The desks are rectangular tables that fit two people. Anna’s been sitting with Zoe generally, but Zoe has fallen prey to the flu that’s been sweeping through Kingmakers, so I take my opportunity to slip into the seat next to Anna while Professor Lyons is still writing a list of ingredients on the chalkboard.
Anna gives a little jump when I sit down next to her, and I see her hand clench convulsively in her lap.
“Hey,” I say.
“Hello,” she murmurs.
“Zoe still sick?”
It’s a stupid question. I already knew she was before I sat down, having already asked Chay that question over breakfast.
“Yeah. I think I might be getting it too. My head is killing me.”
She presses one slim pale hand against her temple, trying to ease the headache apparently throbbing beneath the skin.
“They probably have aspirin at the infirmary,” is my genius suggestion.
“Probably,” Anna agrees.
I should have offered to get her some. Too late—Professor Lyons is already starting the lecture, and I wasted those precious moments talking about Zoe and fucking aspirin.
Now we just have to sit here listening, while I’m painfully aware of Anna’s slim frame next to me, the strand of her hair tickling my arm, and the soft puff of air that runs across my knuckles when she lets out a silent sigh.
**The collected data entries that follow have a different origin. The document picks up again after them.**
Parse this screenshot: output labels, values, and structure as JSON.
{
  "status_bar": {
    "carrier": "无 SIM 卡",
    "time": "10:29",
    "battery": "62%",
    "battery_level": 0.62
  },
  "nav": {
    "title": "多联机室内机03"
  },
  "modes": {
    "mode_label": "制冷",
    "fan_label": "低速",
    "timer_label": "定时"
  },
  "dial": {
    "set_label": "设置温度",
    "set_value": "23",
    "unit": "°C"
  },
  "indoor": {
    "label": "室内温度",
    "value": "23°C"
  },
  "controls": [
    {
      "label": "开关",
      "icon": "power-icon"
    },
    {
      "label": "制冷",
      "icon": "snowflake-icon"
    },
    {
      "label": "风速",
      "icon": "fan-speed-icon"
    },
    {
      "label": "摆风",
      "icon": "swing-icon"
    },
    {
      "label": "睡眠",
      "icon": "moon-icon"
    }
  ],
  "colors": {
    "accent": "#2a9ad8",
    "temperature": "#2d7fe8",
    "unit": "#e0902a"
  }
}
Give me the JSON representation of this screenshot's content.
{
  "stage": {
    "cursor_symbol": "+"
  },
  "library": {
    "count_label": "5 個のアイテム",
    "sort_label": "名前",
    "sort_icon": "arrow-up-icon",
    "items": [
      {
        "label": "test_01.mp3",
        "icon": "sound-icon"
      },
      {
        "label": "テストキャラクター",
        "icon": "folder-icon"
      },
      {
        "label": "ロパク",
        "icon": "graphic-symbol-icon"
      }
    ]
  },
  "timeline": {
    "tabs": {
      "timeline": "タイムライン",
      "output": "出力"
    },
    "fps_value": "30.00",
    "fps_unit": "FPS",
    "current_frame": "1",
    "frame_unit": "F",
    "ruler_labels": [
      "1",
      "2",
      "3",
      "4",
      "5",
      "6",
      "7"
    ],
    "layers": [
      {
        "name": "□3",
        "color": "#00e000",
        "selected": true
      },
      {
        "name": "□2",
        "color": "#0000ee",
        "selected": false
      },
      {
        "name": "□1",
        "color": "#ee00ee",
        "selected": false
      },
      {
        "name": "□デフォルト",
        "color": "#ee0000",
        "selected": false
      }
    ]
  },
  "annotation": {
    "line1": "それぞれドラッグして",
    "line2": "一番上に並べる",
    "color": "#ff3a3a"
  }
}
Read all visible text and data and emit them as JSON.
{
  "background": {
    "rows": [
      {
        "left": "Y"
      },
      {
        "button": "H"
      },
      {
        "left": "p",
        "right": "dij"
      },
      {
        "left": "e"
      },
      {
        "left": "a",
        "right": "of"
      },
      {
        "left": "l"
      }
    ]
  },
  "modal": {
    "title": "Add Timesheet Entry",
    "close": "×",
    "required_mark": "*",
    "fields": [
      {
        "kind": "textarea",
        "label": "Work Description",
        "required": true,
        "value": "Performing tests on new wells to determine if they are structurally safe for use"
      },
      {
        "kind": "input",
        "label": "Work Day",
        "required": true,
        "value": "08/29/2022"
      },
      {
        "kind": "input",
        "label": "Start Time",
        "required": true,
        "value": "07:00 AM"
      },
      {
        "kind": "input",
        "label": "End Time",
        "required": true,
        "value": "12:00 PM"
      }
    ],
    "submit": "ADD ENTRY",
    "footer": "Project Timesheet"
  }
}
The lecture seems interminable. I want to look at Anna, not at the professor, but I can’t turn my head without her noticing, not when we’re sitting side by side like this.
She’s not taking notes like she usually does. Her notebook sits closed in front of her, her pens lined up next to it untouched.
Her black nail polish is chipped—unusual for Anna, who is careful with her appearance. She really must be sick. Or upset about Dean.
My stomach clenches painfully.
When the class ends at last, I blurt out, “What do you have next?”